I hope to keep you apprised of my progress here.  In truth, this is an exciting thing to attempt. Scary, too.  A genuine leap of faith.  And I will be seeking out choral music directors soon, who might be interested in this new music.  So – if you get an unsolicited email from me – this will be the reason why. And – no kidding – if you are interested in this venture at any level, whether it be as a potential customer or simple curiosity, stay tuned and stay in touch.

Back to the cave now.

Comments

  1. Brian Summers says:

    This makes me so excited and curious!

    I pray I’m on your short list of choral guinea pigs!

    Brian S.
    FBC Marion, IL

  2. Bruce Cokeroft says:

    You are the man, Rob!
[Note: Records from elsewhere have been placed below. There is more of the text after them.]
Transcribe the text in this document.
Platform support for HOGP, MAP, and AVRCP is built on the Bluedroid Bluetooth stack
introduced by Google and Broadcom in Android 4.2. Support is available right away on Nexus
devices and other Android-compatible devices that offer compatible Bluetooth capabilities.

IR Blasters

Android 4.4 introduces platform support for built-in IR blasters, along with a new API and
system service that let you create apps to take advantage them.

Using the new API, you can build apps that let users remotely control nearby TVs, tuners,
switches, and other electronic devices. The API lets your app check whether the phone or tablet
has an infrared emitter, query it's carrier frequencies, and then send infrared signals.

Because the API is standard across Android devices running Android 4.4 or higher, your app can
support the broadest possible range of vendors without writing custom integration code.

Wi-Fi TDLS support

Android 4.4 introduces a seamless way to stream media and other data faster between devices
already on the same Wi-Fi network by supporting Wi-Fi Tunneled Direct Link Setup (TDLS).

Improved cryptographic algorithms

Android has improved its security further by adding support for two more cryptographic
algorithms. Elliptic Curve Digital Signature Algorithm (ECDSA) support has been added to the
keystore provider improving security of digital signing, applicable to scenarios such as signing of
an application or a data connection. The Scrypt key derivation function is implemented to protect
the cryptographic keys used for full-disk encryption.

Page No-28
So thrilled you continue to keep on keeping on and that you keep bringing well-designed, creative choral and instrumental offerings that stand up well and provide ministry tools for “the masses!”

    Blessings to you, my friend.

    PS – sorry I don’t have money to send this month!

  3. Marty Funderburk says:

    What software are you using for your orchestrations? I’ve dabbled in all of this, but would love to find more realistic samples

    • Marty – I have a more detailed list on the site under “Tool Box.” But in a nutshell: My DAW is DP8. My primary orchestral library is CineSamples (perc, harp, winds, & brass). My primary string library is LA Scoring Strings. I use Ivory II for pianos. For pop sounds I use a lot of the Spectrasonics stuff. And my drum software is Toontrack’s Superior Drummer 2.

      Now – I would looove to update/upgrade ALL of this. I’m pushing my Mac to its limits – and need to go to a “trash can” model with all Thunderbolt SSDs. I am lusting after the Orchestral Tools Berlin sample libraries. (You should check them out.) The new Keyscape library from Spectrasonics looks amazing. And Toontrack has just released Superior Drummer 3, which looks like a quantum leap forward. I need a new keyboard controller with more sliders, etc. It is a never-ending journey. And it’s difficult to justify the cost against current music sales.

  4. Janis Mitchell says:

    Sounds great, Rob. Since I’m no music expert, it all sounds like greek to me. But with you at the helm, I’m sure it will be a success. Good luck on all that you are doing these days. Miss you guys!

  5. Dear Robert: Very heartened to see this underway. Your voice is much needed in the marketplace, both in creative and business terms. I think you are finding–as others do, in all manner of businesses–that the entreprenurial journey calls upon your creativity and energy at least as much as the purely ‘musical’ parts. And, I think you will find that the entreprenurial and musical ‘sides of the equation’ will inform one another in a continuing conversation. It’s a very very good thing you are undertaking.

    Here’s wishing you great success–that choirs sing bushels of your music, and that you make a heap o’ money in the process. No more having to write ‘it’s difficult to justify the cost against current music sales.’ this time next year.

    Go get ’em.

    • Thx, Wes. It’s a scary thing. But I’m afraid I’m left with few other choices. I appreciate your kind encouragement.

  6. Swearing at a computer, hmm? Never, ever done that!!!!

    This will be greatness Robert. Can’t wait to hear it.